Do as I say, not as I do. We've all heard that one before. I do sincerely hope that the people who read this blog keep the concept in mind.
I say that you should read the manual before you take the hazmat test. What I do... or did... well it didn't involve reading the manual. I thought for sure I could use a little common sense and bullshit my way through it. It took two tries, but I got 'er done. After I got seven wrong the first time, I committed those seven questions to memory. Surely I could remember to adjust the answers and improve my score. Of course none of those questions appeared on the second test. Nice. So much for that idea. I actually had to feel my way through a whole new set of questions about things I've never seen. So it came down to questions 29 and 30. I could afford to miss one. Question 29 - some shit about radioactive stuff - 5, 10, or 50. It really doesn't matter what the question was, since I didn't have any idea what they were talking about anyway. I picked 10. Sounds like a nice metric sort of number, doesn't it? The answer was 50. Shit. So I had to get question 30 correct or I would have to take the test a third time. I don't even know if they allow you to take the test a third time, but it didn't matter. I got the question right. So I have the 'H' on my license now.
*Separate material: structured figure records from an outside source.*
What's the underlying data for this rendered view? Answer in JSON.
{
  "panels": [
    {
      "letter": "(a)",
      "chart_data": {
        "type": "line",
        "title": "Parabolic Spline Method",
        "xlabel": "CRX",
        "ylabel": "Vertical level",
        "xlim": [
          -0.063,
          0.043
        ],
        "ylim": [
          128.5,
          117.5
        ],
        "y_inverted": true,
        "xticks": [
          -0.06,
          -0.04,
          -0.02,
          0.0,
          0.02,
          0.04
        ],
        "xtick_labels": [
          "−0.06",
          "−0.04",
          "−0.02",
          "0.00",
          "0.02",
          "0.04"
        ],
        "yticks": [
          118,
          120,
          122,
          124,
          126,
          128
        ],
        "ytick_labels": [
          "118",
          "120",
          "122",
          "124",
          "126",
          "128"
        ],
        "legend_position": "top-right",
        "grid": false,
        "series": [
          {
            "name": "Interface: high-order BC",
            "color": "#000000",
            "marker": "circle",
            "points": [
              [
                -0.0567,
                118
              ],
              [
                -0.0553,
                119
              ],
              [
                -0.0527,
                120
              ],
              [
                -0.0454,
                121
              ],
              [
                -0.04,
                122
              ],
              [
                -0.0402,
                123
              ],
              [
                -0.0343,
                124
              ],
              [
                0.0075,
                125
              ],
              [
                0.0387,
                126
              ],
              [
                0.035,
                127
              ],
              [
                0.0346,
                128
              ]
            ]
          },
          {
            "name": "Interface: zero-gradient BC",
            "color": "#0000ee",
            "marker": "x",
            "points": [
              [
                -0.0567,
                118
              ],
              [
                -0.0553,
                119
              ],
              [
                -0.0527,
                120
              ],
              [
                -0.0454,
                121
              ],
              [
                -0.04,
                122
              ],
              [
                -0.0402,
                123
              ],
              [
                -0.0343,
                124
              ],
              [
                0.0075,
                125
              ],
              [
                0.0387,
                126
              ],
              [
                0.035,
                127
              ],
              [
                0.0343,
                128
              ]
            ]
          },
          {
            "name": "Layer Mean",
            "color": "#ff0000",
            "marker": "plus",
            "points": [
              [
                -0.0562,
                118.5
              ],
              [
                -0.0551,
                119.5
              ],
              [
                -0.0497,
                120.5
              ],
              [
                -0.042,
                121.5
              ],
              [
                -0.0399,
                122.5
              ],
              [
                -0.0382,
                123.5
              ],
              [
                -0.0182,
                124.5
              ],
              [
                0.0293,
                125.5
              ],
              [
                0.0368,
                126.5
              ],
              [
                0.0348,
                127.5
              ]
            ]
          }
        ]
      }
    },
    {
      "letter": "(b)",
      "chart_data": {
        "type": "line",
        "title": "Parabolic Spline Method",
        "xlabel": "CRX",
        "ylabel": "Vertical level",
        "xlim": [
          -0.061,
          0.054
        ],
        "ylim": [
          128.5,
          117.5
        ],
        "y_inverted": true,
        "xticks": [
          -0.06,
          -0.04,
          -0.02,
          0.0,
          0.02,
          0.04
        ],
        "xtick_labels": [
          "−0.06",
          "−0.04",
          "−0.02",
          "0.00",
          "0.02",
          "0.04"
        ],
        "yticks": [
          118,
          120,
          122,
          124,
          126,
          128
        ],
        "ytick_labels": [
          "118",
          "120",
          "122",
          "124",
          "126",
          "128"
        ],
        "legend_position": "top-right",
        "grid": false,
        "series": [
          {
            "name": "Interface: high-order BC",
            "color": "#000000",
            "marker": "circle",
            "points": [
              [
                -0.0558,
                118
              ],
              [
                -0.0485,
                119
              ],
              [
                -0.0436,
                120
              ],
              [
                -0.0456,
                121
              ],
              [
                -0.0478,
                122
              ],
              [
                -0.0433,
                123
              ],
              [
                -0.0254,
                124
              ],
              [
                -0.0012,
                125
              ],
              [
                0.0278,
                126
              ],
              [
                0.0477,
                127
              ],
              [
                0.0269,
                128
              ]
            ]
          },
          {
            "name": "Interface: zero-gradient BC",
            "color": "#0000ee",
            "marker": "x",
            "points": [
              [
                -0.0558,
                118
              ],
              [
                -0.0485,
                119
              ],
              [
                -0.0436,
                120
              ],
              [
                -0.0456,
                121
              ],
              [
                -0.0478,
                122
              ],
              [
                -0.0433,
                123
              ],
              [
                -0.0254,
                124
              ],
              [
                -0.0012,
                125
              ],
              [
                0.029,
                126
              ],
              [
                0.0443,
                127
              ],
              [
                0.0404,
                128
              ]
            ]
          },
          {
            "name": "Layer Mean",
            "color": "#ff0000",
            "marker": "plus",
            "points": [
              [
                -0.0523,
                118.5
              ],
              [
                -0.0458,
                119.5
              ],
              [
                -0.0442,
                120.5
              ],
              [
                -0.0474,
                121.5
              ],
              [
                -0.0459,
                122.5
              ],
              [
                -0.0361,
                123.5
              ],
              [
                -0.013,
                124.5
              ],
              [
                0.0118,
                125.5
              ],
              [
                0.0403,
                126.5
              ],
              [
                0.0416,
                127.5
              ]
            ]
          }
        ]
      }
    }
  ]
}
I think I need to be more bitter. Every day - online, at work, at home, wherever - I see so much bitterness that I just feel like I'm missing out on something. I have a bit of a hot temper sometimes, but the lingering bitching and whining... I just don't have what it takes to give a shit. I need to fix that. What am I babbling about? Oh, some of you guys are from Michigan. You'll nod your heads and say "yep" when this story is done.
I rolled down to Brownstown to visit the Secretary of State this morning. After the MLK Day thing yesterday, the place was predictably pretty busy. "Now serving" 39. I had number 82. Okay, we'll play some Tetris and it will be cool. A half hour later, no change. A half hour after that, still on #39. The bitching was intense, to say the least. Whatever man, I had nowhere to go today. I kept watching people leave and figured I was getting closer to the front of the line in the process. After I was there for a couple of hours, we the patrons were informed that the branch was being closed on account of a mysterious odor that had made the employees sick. We were given pink pieces of paper that would let us skip the line at a different branch.
So, up the road in Taylor, I stepped into the first line. The Taylor branch is set up so that the line along the front of the building is sort of an 'expediter' line. You get to the front very quickly, the lady gives you whatever forms you may need, you take a number, and then you wait. Ostensibly this cuts down on the time taken by waiting first, then starting on the forms. Makes sense to me. Once at the front of the line, the lady spotted my pink paper. "Sir, if you have the return pass, you go to that line over there." She directed me to the back of a line of about five people. I tried to explain that the pink pass didn't signify much and that I hadn't gotten started yet. "That line over there sir." Can we just pretend I don't have the pink pass then? I'm already at the front of this line. "Next."
So, after I stood in my new line for a little while, a guy asked me what I needed. I needed to take the hazmat test and add the endorsement. He gave me the forms that the first bitch... I mean lady... should have been able to give me. Then the testing scenario unfolded. Second time around, good to go, back to the guy's workstation. "That will be sixty dollars." Fuck me! Sixty bucks to add a hazmat endorsement that I don't even plan to use? This blows. I asked him if I had to pay an extra sixty dollars every year. "That's the current cost to renew with the endorsements you have." Yeah, but I'm not renewing anything. My license is good until a year from September. "Oh you were just adding hazmat? She should have given you a different form." She didn't give me any forms, dude. You did. So I filled out some other shit, he screwed around with the computer, I paid $23 (not $60), and now I'm certified. And, as the residents of my fair state nod their heads in sympathy, that was my four hour stint at the Secretary of State today. More technology, more internet shit, better processes, and things still manage to stay the same.
Oh yeah, the bitterness... As the day unfolded, I had a dumbass grin on my face like I was certain that someone was watching us on Candid Camera. The usual mass bitch-fest was unfolding right before my eyes and it was right on script. There was the central "bitch to anyone who will listen" ringleader. Then there was the "I'm gonna show them how pissed I am" loudmouth. Then the more cerebral "I'll call the 800 number" associate. And so on and so forth, right down the line. Every character was present and they stayed right on message. They were all so miserable. I wanted to be bitter. I wanted to be a part of this collective misery society. Why should I always have to be an outsider? But I just thought they were hilarious, the whole lot of them. I made the occasional smartass remark, as I tend to do. Obviously you wouldn't be able to know this, but in my own mind I'm pretty funny. My own mind isn't always on the same page as the commonly accepted reality though. Rather than amuse my neighbors, I generally just pissed them off even more. Yet my own bitterness level remained negligible. I never get to have any fun.
I was thinking about going to work in the morning, but nah. I'm taking tomorrow off. I don't feel like getting in my truck just yet.